Nous proposons une méthode simple et rapide pour la discrimination entre les gènes des β-lactamases à spectre étendu (BLSE) de type SHV chez P. aeruginosa en se basant sur des techniques de PCR (PCR-RFLP et RSI-PCR). Nous avons étudié 22 isolats de P. aeruginosa producteurs de BLSE, isolés de prélèvements cliniques effectués chez sept patients immunodéprimés (19 isolats) et de prélèvements environnementaux (trois isolats) au Centre national de greffe de moelle osseuse de Tunis. L’amplification PCR de screening utilisant des paires d’amorces détectant les gènes codant pour les β-lactamases du groupe TEM, SHV, OXA groupe I, OXA groupe II, OXA-18 et PER-1 a permis l’amplification des gènes bla_OXA18 et bla_SHV parmi toutes ces souches. L’électrophorèse en champ pulsé utilisant l’endonucléase SpeI a identifié cinq groupes génotypiques. La digestion des produits PCR des cinq souches représentatives des différents génotypes par DdeI et BsrI a montré des profils de restriction identiques à celui du témoin négatif bla_SHV-1 ; de même que la digestion des produits de RSI-PCR par NruI, témoignant de l’absence des mutations 35, 238 et 240, caractéristiques des BLSE décrites chez P. aeruginosa (SHV-2a, SHV5 et SHV12) et suggérant que les gènes bla_SHV étudiés ne codaient pas pour des BLSE. L’hybridation de l’ADN génomique par southern blot avec une sonde contenant le gène bla_SHV-1 a été positive avec toutes les souches. Le séquençage du cadre de lecture entier a identifié la séquence comme celle de bla_SHV-1. Les résultats de la PCR-RFLP et de l’RSI-PCR ont ainsi été confirmés. Cette approche est efficace pour le screening des souches de P. aeruginosa hébergeant un gène de BLSE de type SHV lors des études épidémiologiques et pour détecter de nouveaux variants.

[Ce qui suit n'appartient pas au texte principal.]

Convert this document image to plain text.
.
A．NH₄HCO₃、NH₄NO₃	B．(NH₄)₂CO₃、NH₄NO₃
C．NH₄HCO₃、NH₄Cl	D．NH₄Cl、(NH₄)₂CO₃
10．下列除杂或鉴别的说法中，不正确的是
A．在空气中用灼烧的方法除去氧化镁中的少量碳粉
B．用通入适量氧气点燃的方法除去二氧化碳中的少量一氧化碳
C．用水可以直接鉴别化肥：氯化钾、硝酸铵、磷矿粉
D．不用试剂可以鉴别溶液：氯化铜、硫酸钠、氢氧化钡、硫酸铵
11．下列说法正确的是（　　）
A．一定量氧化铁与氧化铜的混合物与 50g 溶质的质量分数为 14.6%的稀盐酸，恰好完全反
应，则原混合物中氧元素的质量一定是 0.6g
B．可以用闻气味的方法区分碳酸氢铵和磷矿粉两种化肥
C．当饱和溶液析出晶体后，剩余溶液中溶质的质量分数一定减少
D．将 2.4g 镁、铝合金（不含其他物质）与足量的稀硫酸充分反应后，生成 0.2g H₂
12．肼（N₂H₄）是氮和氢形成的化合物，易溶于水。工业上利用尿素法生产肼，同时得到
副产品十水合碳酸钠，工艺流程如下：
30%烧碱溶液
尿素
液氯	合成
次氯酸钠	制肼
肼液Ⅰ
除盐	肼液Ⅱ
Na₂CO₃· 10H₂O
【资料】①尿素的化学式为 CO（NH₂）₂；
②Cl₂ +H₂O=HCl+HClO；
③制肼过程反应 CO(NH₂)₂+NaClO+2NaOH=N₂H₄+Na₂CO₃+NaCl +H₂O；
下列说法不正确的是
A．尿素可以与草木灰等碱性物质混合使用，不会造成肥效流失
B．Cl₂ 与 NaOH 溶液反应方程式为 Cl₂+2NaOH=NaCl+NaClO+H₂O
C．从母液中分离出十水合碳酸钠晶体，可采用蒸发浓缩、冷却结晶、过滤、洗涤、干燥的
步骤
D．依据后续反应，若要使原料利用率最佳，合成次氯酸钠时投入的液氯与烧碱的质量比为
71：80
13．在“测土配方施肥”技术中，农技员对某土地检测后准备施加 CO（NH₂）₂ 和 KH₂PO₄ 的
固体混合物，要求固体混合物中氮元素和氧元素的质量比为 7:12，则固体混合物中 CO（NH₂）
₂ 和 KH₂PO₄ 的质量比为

We propose a simple and rapid method to discriminate SHV-type extended spectrum β-lactamase (ESBL) genes in P. aeruginosa based on PCR techniques (PCR-RFLP and RSI-PCR). We studied 22 producing ESBL P. aeruginosa strains isolated from seven immunocompromised patients (19 isolates) and from environmental swabs (three isolates) at the Bone Marrow Transplantation Center of Tunis. Screening PCR with primer pairs designed to detect gene encoding TEM, SHV, OXA group I, OXA group II, OXA-18 and PER-1 ESBL was positive for bla_OXA18 and bla_SHV genes in all isolates. Pulsed field gel electrophoresis using SpeI endonuclease defined five genotypic groups. For at least one isolate corresponding to each genotype observed, restriction of PCR products by DdeI and BsrI revealed the same restriction pattern that the bla_SHV-1 negative control; in the same way, RSI-PCR products digestion by NruI, thus excluding 35, 238 and 240 mutations characterizing reported ESBL in P. aeruginosa (SHV-2a, SHV5 et SHV12), and suggesting that studied bla_SHV genes were not ESBL ones. Genomic DNA hybridization by southern blot with probe consisting in bla_SHV-1 gene was positive in these isolates. Sequencing the full-length open reading frame revealed nucleotide sequence of the bla_SHV-1. PCR-RFLP and RSI-PCR results were then confirmed. This approach is effective for screening P. aeruginosa for ESBL genes carriage in epidemiological studies and for detecting new variants.